Aaron Huey is a photographer with over two decades of experience covering topics ranging from cultural heritage to conflict and the climate crisis. As a photographer for National Geographic, he has photographed over 30 feature stories. His work has also graced the pages of prominent publications such as The New Yorker, TIME, The New York Times, and Smithsonian, among others. In 20 years of assignments, many have focused on the causes and effects of the climate crisis—from Hurricane Katrina to the Southern California wildfires, the Bakken oil field boom in North Dakota to the tar sands of Canada, and the global retreat of glaciers.
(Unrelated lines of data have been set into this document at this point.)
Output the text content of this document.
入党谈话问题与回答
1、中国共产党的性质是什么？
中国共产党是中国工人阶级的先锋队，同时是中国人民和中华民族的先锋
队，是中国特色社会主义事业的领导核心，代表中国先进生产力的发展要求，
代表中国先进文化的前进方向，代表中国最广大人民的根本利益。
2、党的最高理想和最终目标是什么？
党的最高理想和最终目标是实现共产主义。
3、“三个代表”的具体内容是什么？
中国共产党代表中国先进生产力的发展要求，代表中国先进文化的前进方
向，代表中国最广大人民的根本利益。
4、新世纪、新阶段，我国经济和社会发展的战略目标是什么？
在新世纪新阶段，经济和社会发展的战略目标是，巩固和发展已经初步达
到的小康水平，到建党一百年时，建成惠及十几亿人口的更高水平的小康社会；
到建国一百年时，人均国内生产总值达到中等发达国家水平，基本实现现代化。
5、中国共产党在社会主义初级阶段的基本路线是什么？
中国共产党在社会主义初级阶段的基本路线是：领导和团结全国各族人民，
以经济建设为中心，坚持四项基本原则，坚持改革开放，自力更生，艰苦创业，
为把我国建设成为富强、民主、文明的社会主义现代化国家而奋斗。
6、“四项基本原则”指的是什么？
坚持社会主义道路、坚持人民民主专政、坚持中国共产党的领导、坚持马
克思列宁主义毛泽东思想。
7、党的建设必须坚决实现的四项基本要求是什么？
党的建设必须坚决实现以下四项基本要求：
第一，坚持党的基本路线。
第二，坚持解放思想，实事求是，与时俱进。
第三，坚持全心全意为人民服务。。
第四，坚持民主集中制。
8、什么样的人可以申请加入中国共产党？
GASOLINE GARDENS, a series of AI images, starts with Huey's image archive as the primary prompt, adding only a single text element for each piece (strictly limited to one historical wallpaper pattern name, such as damask, chinoiserie, or toile de jouy). Huey then employs a method that prioritizes visual content over verbal descriptions of the crisis. This approach allows the generative AI to engage more directly with the visual language of the original photography. The resulting wallpaper patterns, capable of an infinite and seamless tiling, emerge as a synthesis of documented moments and AI interpretation that is intrinsically tied to the original photographic evidence while evolving the output into a new aesthetic and distribution channel.
The integration of climate change imagery into domestic and public environments, from boardrooms to bedrooms, creates a persistent, if veiled, reminder of our environmental challenges, blurring the lines between aesthetic appreciation and ecological awareness.